In the decision, Justice Clarence Thomas wrote that overturning the Top 2 would be an "extraordinary and precipitous nullification of the will of the people."
On behalf of Reed and the State, Washington Attorney General Rob McKenna argued for the U.S. Supreme Court to reverse a Ninth Circuit Court of Appeals' decision that struck down the Top 2 system. The case was McKenna's second before the U.S. Supreme Court- and his second victory.
"Washington voters have a long tradition of independent voting," McKenna said. "They told us they wanted the freedom to vote for the candidate of their choice regardless of party, and the U.S. Supreme Court agreed with them."
The State has been enjoined from using the Top 2 Primary since shortly after it was enacted. In 2004, the Top-Two Primary passed overwhelmingly as Initiative 872. Since then, Washington has conducted a pick-a-party primary, which requires voters to affiliate with one of the major political parties and limit their selections to that party's slate of candidates.
In Washington et al v. Washington State Republican Party et al. and Washington State Grange v. Washington State Republican Party et al., the Court considered whether the Top 2 Primary is in fact a nominating process exclusively for members of political parities, or a winnowing process open to the public at large.
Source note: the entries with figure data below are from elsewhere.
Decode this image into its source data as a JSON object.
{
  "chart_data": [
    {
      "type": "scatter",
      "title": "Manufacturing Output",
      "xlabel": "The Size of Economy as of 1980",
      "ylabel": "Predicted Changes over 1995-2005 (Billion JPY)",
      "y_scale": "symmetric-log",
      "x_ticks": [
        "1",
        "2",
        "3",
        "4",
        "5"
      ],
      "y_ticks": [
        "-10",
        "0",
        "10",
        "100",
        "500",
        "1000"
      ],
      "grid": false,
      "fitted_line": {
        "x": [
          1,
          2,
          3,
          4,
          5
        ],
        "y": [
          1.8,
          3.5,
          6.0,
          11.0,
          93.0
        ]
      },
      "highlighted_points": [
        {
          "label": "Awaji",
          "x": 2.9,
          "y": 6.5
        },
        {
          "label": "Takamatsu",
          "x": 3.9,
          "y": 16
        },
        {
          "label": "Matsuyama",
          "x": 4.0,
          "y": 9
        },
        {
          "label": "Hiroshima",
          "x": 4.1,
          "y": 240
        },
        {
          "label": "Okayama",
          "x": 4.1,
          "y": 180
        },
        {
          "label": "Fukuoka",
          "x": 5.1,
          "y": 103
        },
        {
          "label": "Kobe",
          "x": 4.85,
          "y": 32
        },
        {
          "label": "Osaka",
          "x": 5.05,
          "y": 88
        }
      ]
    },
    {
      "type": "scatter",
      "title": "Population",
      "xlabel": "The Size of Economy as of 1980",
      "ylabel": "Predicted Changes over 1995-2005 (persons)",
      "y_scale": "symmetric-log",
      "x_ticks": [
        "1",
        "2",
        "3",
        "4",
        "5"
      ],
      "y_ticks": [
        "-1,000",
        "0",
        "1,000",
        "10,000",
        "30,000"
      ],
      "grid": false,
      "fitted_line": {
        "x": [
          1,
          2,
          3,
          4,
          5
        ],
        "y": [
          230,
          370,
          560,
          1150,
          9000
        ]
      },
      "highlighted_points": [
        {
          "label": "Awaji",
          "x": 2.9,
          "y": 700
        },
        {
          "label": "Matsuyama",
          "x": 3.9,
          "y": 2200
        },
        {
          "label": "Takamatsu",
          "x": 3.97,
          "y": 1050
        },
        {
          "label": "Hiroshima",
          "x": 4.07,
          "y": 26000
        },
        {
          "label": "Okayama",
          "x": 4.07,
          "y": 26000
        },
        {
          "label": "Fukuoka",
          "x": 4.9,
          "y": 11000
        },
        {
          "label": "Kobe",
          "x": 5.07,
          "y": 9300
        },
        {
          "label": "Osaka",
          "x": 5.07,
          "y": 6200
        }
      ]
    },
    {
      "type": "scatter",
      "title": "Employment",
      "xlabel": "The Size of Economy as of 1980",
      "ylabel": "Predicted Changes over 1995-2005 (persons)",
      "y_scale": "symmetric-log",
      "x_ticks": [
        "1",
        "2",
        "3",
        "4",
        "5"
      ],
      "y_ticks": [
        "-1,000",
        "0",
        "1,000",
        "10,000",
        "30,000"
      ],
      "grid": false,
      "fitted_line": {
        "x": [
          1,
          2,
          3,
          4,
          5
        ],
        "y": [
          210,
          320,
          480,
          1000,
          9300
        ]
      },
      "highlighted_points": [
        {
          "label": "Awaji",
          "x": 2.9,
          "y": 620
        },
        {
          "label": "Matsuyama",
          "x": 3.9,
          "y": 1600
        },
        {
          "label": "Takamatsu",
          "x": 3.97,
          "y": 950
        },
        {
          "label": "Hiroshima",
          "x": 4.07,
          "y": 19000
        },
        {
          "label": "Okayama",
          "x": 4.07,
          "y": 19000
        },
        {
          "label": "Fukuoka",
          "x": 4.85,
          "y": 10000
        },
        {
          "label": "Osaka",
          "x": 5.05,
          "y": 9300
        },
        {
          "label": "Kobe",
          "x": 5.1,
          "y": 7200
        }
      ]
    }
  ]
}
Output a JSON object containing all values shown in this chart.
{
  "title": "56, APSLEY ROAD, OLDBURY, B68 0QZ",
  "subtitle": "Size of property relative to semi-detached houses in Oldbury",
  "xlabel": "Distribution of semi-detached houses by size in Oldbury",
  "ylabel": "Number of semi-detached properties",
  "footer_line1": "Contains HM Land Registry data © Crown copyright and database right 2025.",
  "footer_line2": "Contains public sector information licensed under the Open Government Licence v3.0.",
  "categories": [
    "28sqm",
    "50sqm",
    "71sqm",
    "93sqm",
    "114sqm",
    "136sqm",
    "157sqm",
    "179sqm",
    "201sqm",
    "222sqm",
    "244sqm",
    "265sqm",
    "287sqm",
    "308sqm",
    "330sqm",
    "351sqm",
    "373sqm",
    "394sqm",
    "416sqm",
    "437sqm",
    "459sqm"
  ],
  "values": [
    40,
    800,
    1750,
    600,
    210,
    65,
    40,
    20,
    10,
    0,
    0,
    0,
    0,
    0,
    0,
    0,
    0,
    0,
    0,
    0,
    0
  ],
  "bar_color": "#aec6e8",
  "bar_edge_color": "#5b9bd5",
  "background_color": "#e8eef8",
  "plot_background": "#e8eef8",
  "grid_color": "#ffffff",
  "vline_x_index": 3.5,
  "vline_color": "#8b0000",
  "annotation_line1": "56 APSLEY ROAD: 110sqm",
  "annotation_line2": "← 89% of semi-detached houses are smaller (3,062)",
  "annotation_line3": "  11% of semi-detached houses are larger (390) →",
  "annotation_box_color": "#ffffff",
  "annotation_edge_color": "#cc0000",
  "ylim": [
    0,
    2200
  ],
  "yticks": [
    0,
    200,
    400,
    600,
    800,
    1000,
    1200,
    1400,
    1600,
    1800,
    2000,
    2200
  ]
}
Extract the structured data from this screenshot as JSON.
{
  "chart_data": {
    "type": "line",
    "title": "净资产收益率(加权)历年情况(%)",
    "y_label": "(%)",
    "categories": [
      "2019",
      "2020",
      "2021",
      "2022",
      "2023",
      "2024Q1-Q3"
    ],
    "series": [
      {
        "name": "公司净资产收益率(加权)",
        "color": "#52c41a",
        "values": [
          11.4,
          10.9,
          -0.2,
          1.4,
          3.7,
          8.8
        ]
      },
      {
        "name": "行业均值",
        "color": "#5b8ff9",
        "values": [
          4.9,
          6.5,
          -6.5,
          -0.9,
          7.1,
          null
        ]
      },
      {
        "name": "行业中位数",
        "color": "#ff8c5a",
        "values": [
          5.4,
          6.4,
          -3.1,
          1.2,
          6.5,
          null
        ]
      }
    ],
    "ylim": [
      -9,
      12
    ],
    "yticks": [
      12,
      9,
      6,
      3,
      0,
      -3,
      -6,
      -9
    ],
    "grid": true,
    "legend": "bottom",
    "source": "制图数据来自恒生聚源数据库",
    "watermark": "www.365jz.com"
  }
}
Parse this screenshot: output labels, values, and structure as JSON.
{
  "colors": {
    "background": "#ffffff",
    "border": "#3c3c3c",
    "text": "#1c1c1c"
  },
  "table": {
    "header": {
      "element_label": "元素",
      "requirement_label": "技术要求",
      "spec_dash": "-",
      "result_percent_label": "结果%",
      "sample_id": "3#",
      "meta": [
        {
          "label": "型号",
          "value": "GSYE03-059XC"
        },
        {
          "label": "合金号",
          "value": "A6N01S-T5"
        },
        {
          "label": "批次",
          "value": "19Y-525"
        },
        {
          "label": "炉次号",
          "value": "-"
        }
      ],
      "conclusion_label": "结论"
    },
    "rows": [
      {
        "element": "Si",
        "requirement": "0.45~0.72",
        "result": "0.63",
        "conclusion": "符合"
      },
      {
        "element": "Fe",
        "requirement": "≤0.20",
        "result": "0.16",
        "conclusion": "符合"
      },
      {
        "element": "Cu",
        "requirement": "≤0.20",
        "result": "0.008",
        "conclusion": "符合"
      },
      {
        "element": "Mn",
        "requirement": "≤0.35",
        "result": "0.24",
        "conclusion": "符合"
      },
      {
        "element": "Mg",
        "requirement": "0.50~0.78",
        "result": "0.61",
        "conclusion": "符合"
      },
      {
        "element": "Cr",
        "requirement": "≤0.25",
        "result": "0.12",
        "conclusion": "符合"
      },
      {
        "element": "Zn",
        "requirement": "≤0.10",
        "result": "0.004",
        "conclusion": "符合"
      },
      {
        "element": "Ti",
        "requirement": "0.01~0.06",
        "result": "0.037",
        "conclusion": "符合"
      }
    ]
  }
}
The Court concluded that the Top 2 Primary is not a nominating process, is not intended to pick each party's nominee for the General Election. Rather, the purpose of a Top 2 Primary is to winnow the number of candidates to two, allowing voters to select the two most popular candidates to advance to the General Election. The two candidates with the greatest support advance to the General, regardless of party preference and regardless of whether they are a party's nominee or preferred candidate.
Among other things, the case focused on the ownership of the party designations "Republican" and "Democrat". Justices considered whether the candidates have the right to decide which political party they prefer, or if that decision should be left to party leaders. In essence, the court concluded political parties cannot prohibit candidates from expressing their own political leanings.
Washington will begin running a Top 2 Primary in the 2008 August Primary. The Top Two Primary is overwhelmingly supported by the public and familiar to citizens who vote in nonpartisan elections in odd-numbered years.
The citizens of Washington enjoyed the freedom to vote for the person, not the party, from 1936 to 2003. That privilege is a fundamental part of Washington state's populist political culture which believes that people, not the parties, ought to control the process of electing their leaders.